Le soutien de Lionel Messi

Dans cette interview menée par l’ancien footballeur italien Luca Toni, où Ezequiel Lavezzi est apparu sans tremblements, l’ancienne star du PSG et du Napoli s’est livré sur les choses qui l’ont aidé à remonter la pente, notamment la naissance de son deuxième fils en 2024, Vittorio, qui a « changé (sa) vie ». « Il m’accompagne partout, je reste avec lui, je l’emmène à l’école. Il m’apporte beaucoup de joie. Son arrivée me fait me sentir vivant. J’ai ma femme, mes deux fils. La famille est la chose la plus importante au monde », raconte-t-il.
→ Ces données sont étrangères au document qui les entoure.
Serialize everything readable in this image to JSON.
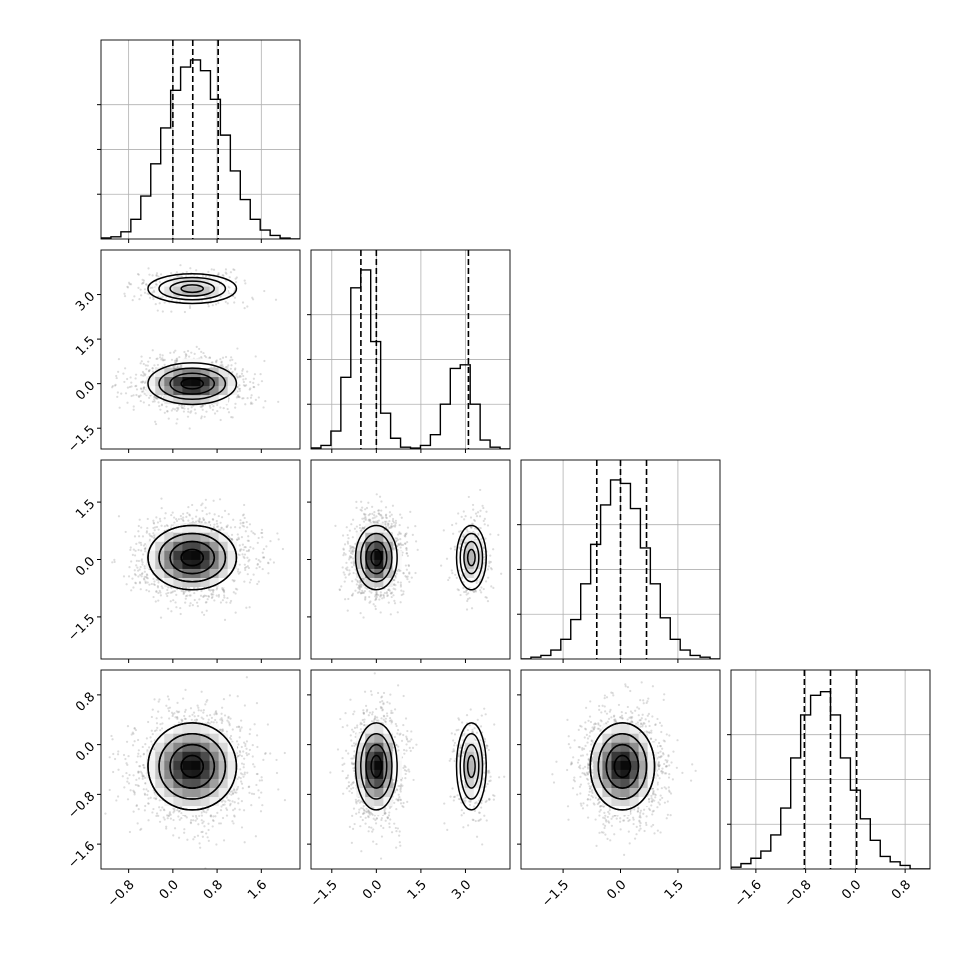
{
  "chart_data": {
    "type": "corner",
    "n_params": 4,
    "grid": true,
    "colors": {
      "line": "#000000",
      "grid": "#b0b0b0",
      "points": "#9a9a9a"
    },
    "params": [
      {
        "range": [
          -1.3,
          2.3
        ],
        "ticks": [
          -0.8,
          0.0,
          0.8,
          1.6
        ],
        "tick_labels": [
          "−0.8",
          "0.0",
          "0.8",
          "1.6"
        ],
        "quantiles": [
          0.0,
          0.36,
          0.82
        ],
        "hist_counts": [
          0.006,
          0.012,
          0.04,
          0.11,
          0.24,
          0.42,
          0.62,
          0.83,
          0.96,
          1.0,
          0.94,
          0.78,
          0.58,
          0.38,
          0.22,
          0.11,
          0.05,
          0.02,
          0.005,
          0.0
        ]
      },
      {
        "range": [
          -2.2,
          4.5
        ],
        "ticks": [
          -1.5,
          0.0,
          1.5,
          3.0
        ],
        "tick_labels": [
          "−1.5",
          "0.0",
          "1.5",
          "3.0"
        ],
        "quantiles": [
          -0.52,
          0.0,
          3.1
        ],
        "hist_counts": [
          0.006,
          0.02,
          0.1,
          0.4,
          0.9,
          1.0,
          0.6,
          0.2,
          0.06,
          0.01,
          0.005,
          0.02,
          0.08,
          0.25,
          0.45,
          0.47,
          0.25,
          0.05,
          0.01,
          0.0
        ]
      },
      {
        "range": [
          -2.6,
          2.6
        ],
        "ticks": [
          -1.5,
          0.0,
          1.5
        ],
        "tick_labels": [
          "−1.5",
          "0.0",
          "1.5"
        ],
        "quantiles": [
          -0.62,
          0.0,
          0.68
        ],
        "hist_counts": [
          0.0,
          0.01,
          0.02,
          0.05,
          0.11,
          0.22,
          0.42,
          0.64,
          0.86,
          1.0,
          0.98,
          0.84,
          0.62,
          0.42,
          0.23,
          0.11,
          0.05,
          0.02,
          0.01,
          0.0
        ]
      },
      {
        "range": [
          -2.0,
          1.2
        ],
        "ticks": [
          -1.6,
          -0.8,
          0.0,
          0.8
        ],
        "tick_labels": [
          "−1.6",
          "−0.8",
          "0.0",
          "0.8"
        ],
        "quantiles": [
          -0.82,
          -0.4,
          0.02
        ],
        "hist_counts": [
          0.01,
          0.03,
          0.06,
          0.1,
          0.19,
          0.34,
          0.62,
          0.86,
          0.97,
          0.99,
          0.86,
          0.62,
          0.44,
          0.28,
          0.16,
          0.07,
          0.04,
          0.02,
          0.0,
          0.0
        ]
      }
    ],
    "modes": [
      {
        "weight": 0.78,
        "mean": [
          0.35,
          0.0,
          0.05,
          -0.35
        ],
        "sd": [
          0.4,
          0.35,
          0.42,
          0.35
        ]
      },
      {
        "weight": 0.22,
        "mean": [
          0.35,
          3.2,
          0.05,
          -0.35
        ],
        "sd": [
          0.4,
          0.25,
          0.42,
          0.35
        ]
      }
    ]
  }
}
Il a également pu compter sur le soutien d’un certain Lionel Messi. « J’ai une amitié particulière avec lui, nous parlons de beaucoup de choses, c’est une personne fantastique. Le monde du football m’a toujours été très proche, beaucoup de gens m’ont soutenu, comme Messi, Agüero et Paolo Cannavaro », poursuit l’ancien attaquant.

De plus en plus de sportifs osent prendre la parole sur les difficultés de l’après-carrière, malgré la crainte d’être jugé sur leurs privilèges. Le gardien de but français Steve Mandanda, champion du monde en 2018 avec les Bleus, avait ainsi publié en mai dernier Les jours d’après, un ouvrage racontant la dépression qu’il a traversée après avoir raccroché les crampons.

« Je suis passé de 25 ans d’un quotidien chronométré à… rien. Ni horaires, ni rythme. La sensation de vide est abyssale », expliquait l’ancien gardien de l’OM, qui racontait les difficultés pour trouver un nouveau but à son existence.